Philippe Abjean, fondateur de la Vallée des Saints, est un homme à contre-courant. Si, à la fin du Moyen-Age, il y avait des Galilée et des Giordano Bruno qui s’opposaient à l’Église et finissaient parfois sur le bûcher, aujourd’hui on a des Philippe Abjean qui vont, eux, dans le sens contraire, à contre-courant de la déchristianisation générale qui sévit en Europe.
Les origines de la Bretagne sont bercées par deux grands mythes fondateurs. L’établissement de légionnaires britto-romains démobilisés, en particulier dans le Léon (qui veut dire « légion »), avec son premier roi breton, Konan Meriadek, issu de ces prétoriens (voir Léon Fleuriot). L’autre centré autour des sept saints fondateurs est une vaste épopée d’évangélistes prosélytes et prédicateurs venus pour la plupart aussi de cette Brittania, mais aussi d’Irlande, qui ont fait que cette Armorique, ou Brittania minor, a servi de tremplin pour reconvertir l’Europe après les invasions des « barbares ». Ce mythe fondateur est d’autant plus glorieux et sujet de fierté puisque au Ve siècle tout l’empire romain d’occident a été submergé par ces peuples venus du nord de l’Europe et du Caucase --sauf l’Armorique. Nous avons été submergés par des saints ! Du moins des chefs spirituels qui accompagnèrent les migrations des Bretons en Armorique.

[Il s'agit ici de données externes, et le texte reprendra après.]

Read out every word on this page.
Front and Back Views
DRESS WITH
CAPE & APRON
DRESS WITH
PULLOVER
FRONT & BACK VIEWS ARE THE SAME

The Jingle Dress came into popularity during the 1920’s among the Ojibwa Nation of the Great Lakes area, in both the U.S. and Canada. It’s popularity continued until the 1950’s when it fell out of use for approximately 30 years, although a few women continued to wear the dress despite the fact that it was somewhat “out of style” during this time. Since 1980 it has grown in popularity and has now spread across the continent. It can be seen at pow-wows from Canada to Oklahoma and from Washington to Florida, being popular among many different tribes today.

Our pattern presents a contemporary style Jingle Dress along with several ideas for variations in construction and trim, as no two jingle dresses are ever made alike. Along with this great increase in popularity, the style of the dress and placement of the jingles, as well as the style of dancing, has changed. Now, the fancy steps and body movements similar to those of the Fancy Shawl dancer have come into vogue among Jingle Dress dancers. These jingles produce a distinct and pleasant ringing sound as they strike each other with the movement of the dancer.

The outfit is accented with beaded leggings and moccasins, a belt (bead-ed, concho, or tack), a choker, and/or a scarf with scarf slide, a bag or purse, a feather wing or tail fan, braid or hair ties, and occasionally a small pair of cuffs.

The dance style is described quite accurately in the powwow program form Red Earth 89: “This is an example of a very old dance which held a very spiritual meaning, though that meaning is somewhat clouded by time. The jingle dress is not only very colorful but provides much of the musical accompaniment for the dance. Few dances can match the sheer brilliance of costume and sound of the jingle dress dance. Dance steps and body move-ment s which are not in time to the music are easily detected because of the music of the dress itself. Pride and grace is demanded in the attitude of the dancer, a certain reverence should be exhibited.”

Arrivé en Bretagne à Saint-Pol-de-Léon où se trouve justement le sarcophage de Konan Meriadek, constatant que les églises se vidaient, Philippe Abjean s’est penché sur ce lointain passé pour essayer de faire revivre une vie spirituelle, du moins une vie spirituelle visible car beaucoup ont une vie spirituelle que bien sûr personne ne voit.
Dans son livre Un rêve de pierre. Du Tro Breiz à la Vallée des Saints, paru aux éditions Salvator, Philippe Abjean rappelle l’histoire de ces deux belles aventures et la vision qui les a portées. La Vallée des saints est un « projet fou » visant l’érection de 1000 statues issues de ce patrimoine breton religieux dont les traces sont partout dans la toponymie bretonne. Chaque statue est financée par un ou des mécènes. Contre toute attente et contre les avis défavorables de la hiérarchie catholique et même des élus, le projet est devenu une destination touristique de premier plan. Cela a marché.
Difficile de garder le cap. Philippe Abjean n’avait sans doute pas prévu que viendrait se greffer sur l’association : une entreprise, un restaurant, des parkings, une librairie, des toilettes, un ou des spécialistes du marketing. Des pressions mais aussi des glissements moins visibles qui s’exerceraient sur l’association pour laïciser et rentabiliser le projet.
Sauf que, en janvier dernier, Philippe Abjean a démissionné de son poste de président de l’association de la Vallée des Saints, suite à des désaccords sur des choix de gestion. Il reste cependant membre du Conseil d’administration tel que le prévoient les statuts. Elie Guéguen, vice-président, a aussi démissionné mais reste secrétaire... Gilles Guymare, président de Terre de Granit, la SAS filiale de la Vallée des Saints, a aussi démissionné mais Sébastien Minguy en reste le directeur.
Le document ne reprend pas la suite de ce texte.